Food & Wine just named the Champagne Bar at the Four Seasons Surf Club the best hotel bar in America. I wasn’t surprised. The Surf Club is where I stay every time I’m in Miami, and that bar is a big part of why.
It beat Bemelmans at The Carlyle. It beat the Carousel Bar at the Hotel Monteleone. On paper, those are institutions. In practice, the Surf Club deserved it.
What all three have in common is the one thing you can’t manufacture: age. The Surf Club opened in 1930. Bemelmans in 1947. The Monteleone has been running since 1886. None of them were designed to win awards. They were designed to work — to hold a room, to anchor a neighborhood, to give a city somewhere to be itself. The recognition came later, as a kind of confirmation of what everyone already knew.

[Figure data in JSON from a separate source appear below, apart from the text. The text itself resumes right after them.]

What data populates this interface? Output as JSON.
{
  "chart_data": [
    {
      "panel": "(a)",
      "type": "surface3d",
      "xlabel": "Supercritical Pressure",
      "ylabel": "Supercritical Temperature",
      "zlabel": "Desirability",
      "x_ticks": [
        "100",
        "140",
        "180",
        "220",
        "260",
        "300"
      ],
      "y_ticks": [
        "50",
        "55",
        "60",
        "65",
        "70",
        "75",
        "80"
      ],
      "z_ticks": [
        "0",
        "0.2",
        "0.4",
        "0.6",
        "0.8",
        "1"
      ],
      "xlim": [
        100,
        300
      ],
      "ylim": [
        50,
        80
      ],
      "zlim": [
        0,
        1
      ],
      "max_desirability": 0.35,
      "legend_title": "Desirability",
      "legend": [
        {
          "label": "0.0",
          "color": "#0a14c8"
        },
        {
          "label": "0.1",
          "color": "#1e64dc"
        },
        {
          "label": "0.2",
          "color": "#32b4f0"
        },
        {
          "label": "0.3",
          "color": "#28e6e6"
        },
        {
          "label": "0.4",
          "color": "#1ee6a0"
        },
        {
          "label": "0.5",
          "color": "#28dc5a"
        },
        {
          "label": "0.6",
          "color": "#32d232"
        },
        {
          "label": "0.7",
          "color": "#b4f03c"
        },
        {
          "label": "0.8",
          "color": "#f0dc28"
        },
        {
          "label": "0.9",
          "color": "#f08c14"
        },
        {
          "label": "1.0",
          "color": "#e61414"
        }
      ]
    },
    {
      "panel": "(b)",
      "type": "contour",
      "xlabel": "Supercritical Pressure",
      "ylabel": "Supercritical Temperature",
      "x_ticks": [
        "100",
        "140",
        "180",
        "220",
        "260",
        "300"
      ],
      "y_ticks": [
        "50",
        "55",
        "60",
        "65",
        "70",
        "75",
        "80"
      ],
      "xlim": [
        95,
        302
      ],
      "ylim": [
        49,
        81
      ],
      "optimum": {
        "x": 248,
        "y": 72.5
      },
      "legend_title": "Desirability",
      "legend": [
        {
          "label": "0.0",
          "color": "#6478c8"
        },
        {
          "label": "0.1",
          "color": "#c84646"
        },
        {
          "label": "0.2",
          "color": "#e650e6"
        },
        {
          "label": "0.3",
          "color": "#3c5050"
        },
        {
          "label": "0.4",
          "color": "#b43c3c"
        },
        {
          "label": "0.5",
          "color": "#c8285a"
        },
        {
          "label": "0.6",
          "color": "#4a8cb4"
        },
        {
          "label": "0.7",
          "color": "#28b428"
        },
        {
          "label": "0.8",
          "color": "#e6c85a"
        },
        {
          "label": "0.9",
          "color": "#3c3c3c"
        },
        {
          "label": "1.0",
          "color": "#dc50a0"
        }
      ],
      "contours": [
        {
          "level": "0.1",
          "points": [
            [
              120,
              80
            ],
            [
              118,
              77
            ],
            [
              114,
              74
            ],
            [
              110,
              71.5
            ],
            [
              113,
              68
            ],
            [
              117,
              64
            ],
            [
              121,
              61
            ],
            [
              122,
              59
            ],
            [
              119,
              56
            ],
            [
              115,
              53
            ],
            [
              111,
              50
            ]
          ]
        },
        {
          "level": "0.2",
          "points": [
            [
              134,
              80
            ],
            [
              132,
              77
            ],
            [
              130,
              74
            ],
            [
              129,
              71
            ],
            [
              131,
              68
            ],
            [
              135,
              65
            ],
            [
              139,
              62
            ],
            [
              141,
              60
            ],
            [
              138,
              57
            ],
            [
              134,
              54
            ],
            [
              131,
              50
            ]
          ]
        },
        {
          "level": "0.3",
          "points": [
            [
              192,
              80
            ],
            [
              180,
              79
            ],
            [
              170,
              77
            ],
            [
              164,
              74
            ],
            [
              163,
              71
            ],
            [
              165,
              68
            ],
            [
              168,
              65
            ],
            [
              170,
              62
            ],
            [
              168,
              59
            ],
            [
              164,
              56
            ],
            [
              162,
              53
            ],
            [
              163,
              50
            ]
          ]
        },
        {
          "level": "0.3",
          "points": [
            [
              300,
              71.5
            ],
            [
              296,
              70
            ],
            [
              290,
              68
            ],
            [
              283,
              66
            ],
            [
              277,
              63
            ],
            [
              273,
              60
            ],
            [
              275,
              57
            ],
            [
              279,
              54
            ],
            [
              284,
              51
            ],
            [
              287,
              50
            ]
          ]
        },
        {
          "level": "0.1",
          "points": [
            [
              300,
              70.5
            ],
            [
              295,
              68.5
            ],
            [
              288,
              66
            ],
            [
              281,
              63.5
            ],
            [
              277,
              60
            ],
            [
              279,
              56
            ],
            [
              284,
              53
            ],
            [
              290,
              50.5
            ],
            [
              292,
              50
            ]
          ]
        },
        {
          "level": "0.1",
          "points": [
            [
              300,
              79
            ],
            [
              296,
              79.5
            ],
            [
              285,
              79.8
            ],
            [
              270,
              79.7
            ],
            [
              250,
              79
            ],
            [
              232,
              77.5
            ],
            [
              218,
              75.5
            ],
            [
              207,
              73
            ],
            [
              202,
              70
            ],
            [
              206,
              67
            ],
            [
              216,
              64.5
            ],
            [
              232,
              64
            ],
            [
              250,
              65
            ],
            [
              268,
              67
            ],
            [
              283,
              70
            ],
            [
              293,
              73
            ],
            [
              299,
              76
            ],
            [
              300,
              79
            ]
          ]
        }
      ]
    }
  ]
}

You can open a hotel today with a Pritzker architect, a celebrated bar program, and a press strategy built for launch week. Eighteen months later it can be beautiful and completely forgettable. What it cannot be is old. Provenance is the one thing money can’t accelerate.
This is not a hospitality observation. It’s a real estate one.
Every year, the supply of pre-1950 buildings shrinks. Some are lost to development. Some are renovated into anonymity. The ones that survive, and are cared for properly, become scarcer. Meanwhile the pool of buyers who want them keeps growing. That math only resolves one way.
Boston is one of the best places in the country to understand this. The brownstones on Commonwealth Avenue date to the 1860s. The rowhouses on Beacon Hill are older. The buildings that command the highest prices in this city are, almost without exception, the ones that were already considered the best addresses a hundred years ago. That’s not nostalgia. It’s the market confirming something it has confirmed for generations.
New construction here is strong. Some of it is genuinely exceptional. But at the top of the market, buyers aren’t just purchasing square footage or finishes. They’re purchasing permanence. A building that has been one of the best addresses in Boston since 1890 will almost certainly still be one of the best in 2050. That kind of durability is rare, and the market prices it accordingly.
The Champagne Bar didn’t win because it was the most innovative bar in the country. It won because after 96 years, it was still exactly what it was meant to be. The award is new. The reason for it isn’t.